Gargett ve Avustralya’daki Monash Üniversitesi’ndeki grubu, hücrelerin sahiden kök hücre olduğunu tez etmeden evvel onları bir dizi kuvvetli testten geçirmek zorunda kaldı. Öncelikle hücrelerin çoğalma ve kendini yenileme yeteneklerini ölçtüler ve kimilerinin bir hafta içinde yaklaşık 100 hücreye bölünebildiğini buldular. Ayrıyeten hücrelerin sahiden de endometrial dokuya farklılaşabildiğini gösterdiler ve başka kök hücre çeşitlerinde bulunan belli proteinleri belirlediler.
Şu anda Avustralya’nın Hudson Tıbbi Araştırma Enstitüsü’nde de vazife yapan Gargett ve meslektaşları, endometriyumdaki çeşitli kendini yenileyen hücre cinslerini karakterize etmeye devam etti. Lakin sırf endometriyal stromal mezenkimal kök hücreler olarak isimlendirilen bıyıklı hücreler, yağ hücrelerine, kemik hücrelerine ve hatta kalp üzere organlarda bulunan düz kas hücrelerine dönüşme yeteneğine sahip, gerçek manada “multipotent”ti.

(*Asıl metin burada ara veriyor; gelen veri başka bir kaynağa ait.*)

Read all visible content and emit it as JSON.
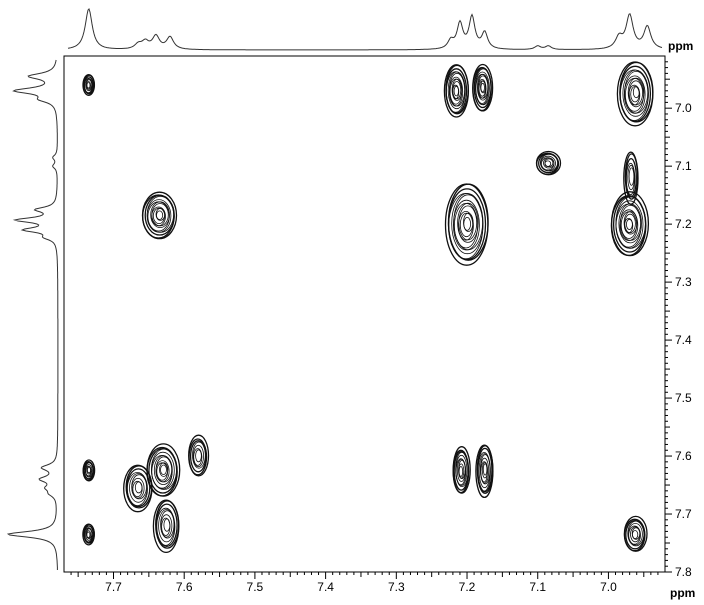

Aynı sıralarda, iki bağımsız araştırma grubu şaşırtan bir keşif daha yaptı: Adet kanında kimi endometriyal stromal mezenkimal kök hücreler bulunabilir . Gargett, bedenin kıymetli kök hücrelerini bu kadar kolay bir halde dökebilmesine şaşırmıştı. Organların hayatta kalması ve fonksiyonu için çok kıymetli olduklarından, bedenin onları atarak “boşa harcayacağını” düşünmüyordu. Fakat bulgunun ehemmiyetini çabucak fark etti: Endometriyumda tespit ettiği bulunması sıkıntı kök hücreleri elde etmek için invazif bir cerrahi biyopsiye güvenmek yerine, onları adet kabı aracılığıyla toplayabildi.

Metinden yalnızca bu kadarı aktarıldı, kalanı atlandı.